Pineywoods cattle are of a wide gene pool
and are disease resistant. If the worst were to happen, some of our animals would survive. Because of the wide gene pool it would be possible, through selective
breeding, to recreate most modern breeds of domestic cattle. That is why some members have the slogan: Heritage Cattle: Preserving Yesterday’s Genes for Tomorrow.”To
really understand the unique significance of the Pineywoods (also called woods cattle and Rakestraw), Florida Crackers, Corriente,
and Texas Longhorns (all descended from the same Spanish stock), you need to imagine yourself a Spanish explorer in 1493 landing on a strange
coast, an area different from anything you have seen before, new animals, new vegetation. You don’t even know what is safe to eat! Fortunately, you have thought ahead and the hold
of your sailing ship contains breeding stock of small hardy cattle. You release some knowing that their strong survival instincts will probably
allow them to survive and reproduce. When you return a few months or years later you will have a ready food source. These hardy animals not only did survive, but they
adapted to their new home. Most have lived in wild herds until recent time (much like the wild Spanish ponies on the barrier island
of Maryland and Virginia).
The ones moving west into Texas evolved to survive on wide-open
plains and have developed wide sets of horns characteristic of the longhorn breeds. The ones remaining in Florida, Georgia, Alabama
and Mississippi had to survive in thick woods and brushy areas. They are small, nimble, and have narrow
slender horns allowing passage through narrow brushy trails. They have adapted to resist insects and
common diseases of the region. They require no assistance with calving and can ward off most dogs and
predators with their sharp horns. They can also eat just about anything that grows in the region.

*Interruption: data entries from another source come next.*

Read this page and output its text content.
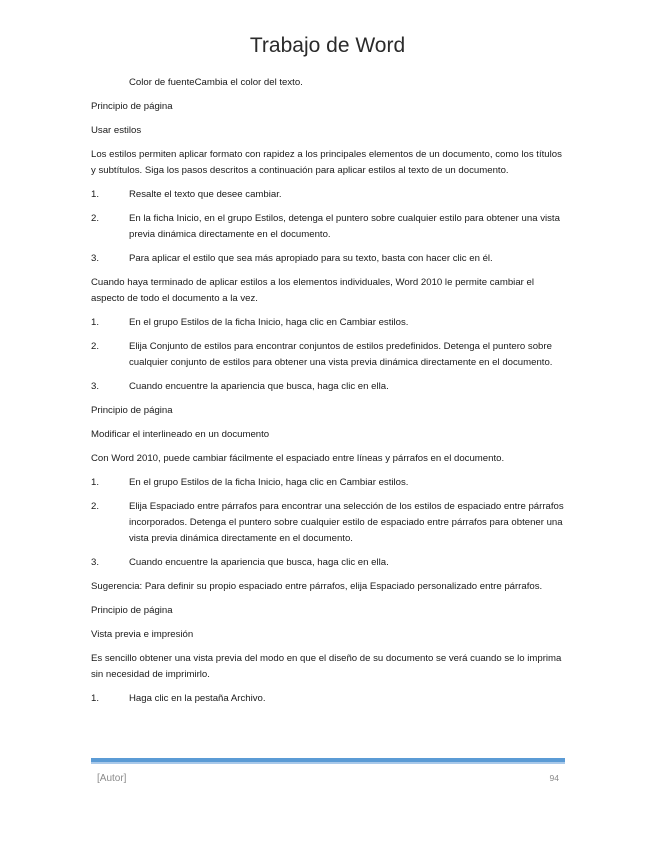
Trabajo de Word

Color de fuenteCambia el color del texto.

Principio de página

Usar estilos

Los estilos permiten aplicar formato con rapidez a los principales elementos de un documento, como los títulos y subtítulos. Siga los pasos descritos a continuación para aplicar estilos al texto de un documento.

1.	Resalte el texto que desee cambiar.

2.	En la ficha Inicio, en el grupo Estilos, detenga el puntero sobre cualquier estilo para obtener una vista previa dinámica directamente en el documento.

3.	Para aplicar el estilo que sea más apropiado para su texto, basta con hacer clic en él.

Cuando haya terminado de aplicar estilos a los elementos individuales, Word 2010 le permite cambiar el aspecto de todo el documento a la vez.

1.	En el grupo Estilos de la ficha Inicio, haga clic en Cambiar estilos.

2.	Elija Conjunto de estilos para encontrar conjuntos de estilos predefinidos. Detenga el puntero sobre cualquier conjunto de estilos para obtener una vista previa dinámica directamente en el documento.

3.	Cuando encuentre la apariencia que busca, haga clic en ella.

Principio de página

Modificar el interlineado en un documento

Con Word 2010, puede cambiar fácilmente el espaciado entre líneas y párrafos en el documento.

1.	En el grupo Estilos de la ficha Inicio, haga clic en Cambiar estilos.

2.	Elija Espaciado entre párrafos para encontrar una selección de los estilos de espaciado entre párrafos incorporados. Detenga el puntero sobre cualquier estilo de espaciado entre párrafos para obtener una vista previa dinámica directamente en el documento.

3.	Cuando encuentre la apariencia que busca, haga clic en ella.

Sugerencia: Para definir su propio espaciado entre párrafos, elija Espaciado personalizado entre párrafos.

Principio de página

Vista previa e impresión

Es sencillo obtener una vista previa del modo en que el diseño de su documento se verá cuando se lo imprima sin necesidad de imprimirlo.

1.	Haga clic en la pestaña Archivo.

[Autor]	94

Even though they graze grass like domestic cattle, Pineywoods also browse
on brush and tree leaves and twigs just like goats. This makes much more efficient use of the land than domestic cattle who will
graze only on choice non-native grass.
Because cattlemen are really in the business of
growing grass to convert into protein we think that it just makes good sense to grow wild natural vegetation and use a machine
that can convert it all into protein.For the first 350 years that these animals were in the new world they truly
lived in the wild. Since the mid 1800’s they have live in semi-wild conditions on very large family ranches along the Gulf Coast. The
various races or sub-breeds are named after the families who owed the land (Carter, Holt, Barnes, Hickman, Bayliss). All are Pineywoods but
the animals on each farm evolved under slightly different conditions and can be recognized by differences in color, shape,
and size. The Carter family, for example, can document that from 1810 to recently no cattle have been allowed
in or out of their farm. During this time the agricultural programs of the land grant universities were promoting highly bred domestic
cattle and saw these as inferior “scrub” animals. Programs were in place to completely eliminate them as a breed. Fortunately,
a group of conservation-minded cattlemen formed the PCRBA to save this unique resource. They acted just in time, as some estimates were that the herd
had shrunk to fewer than 200 breeding animals. PCRBA members are dedicated to preserving this endangered breed and national
resource and to keeping them in a natural of conditions as is possible.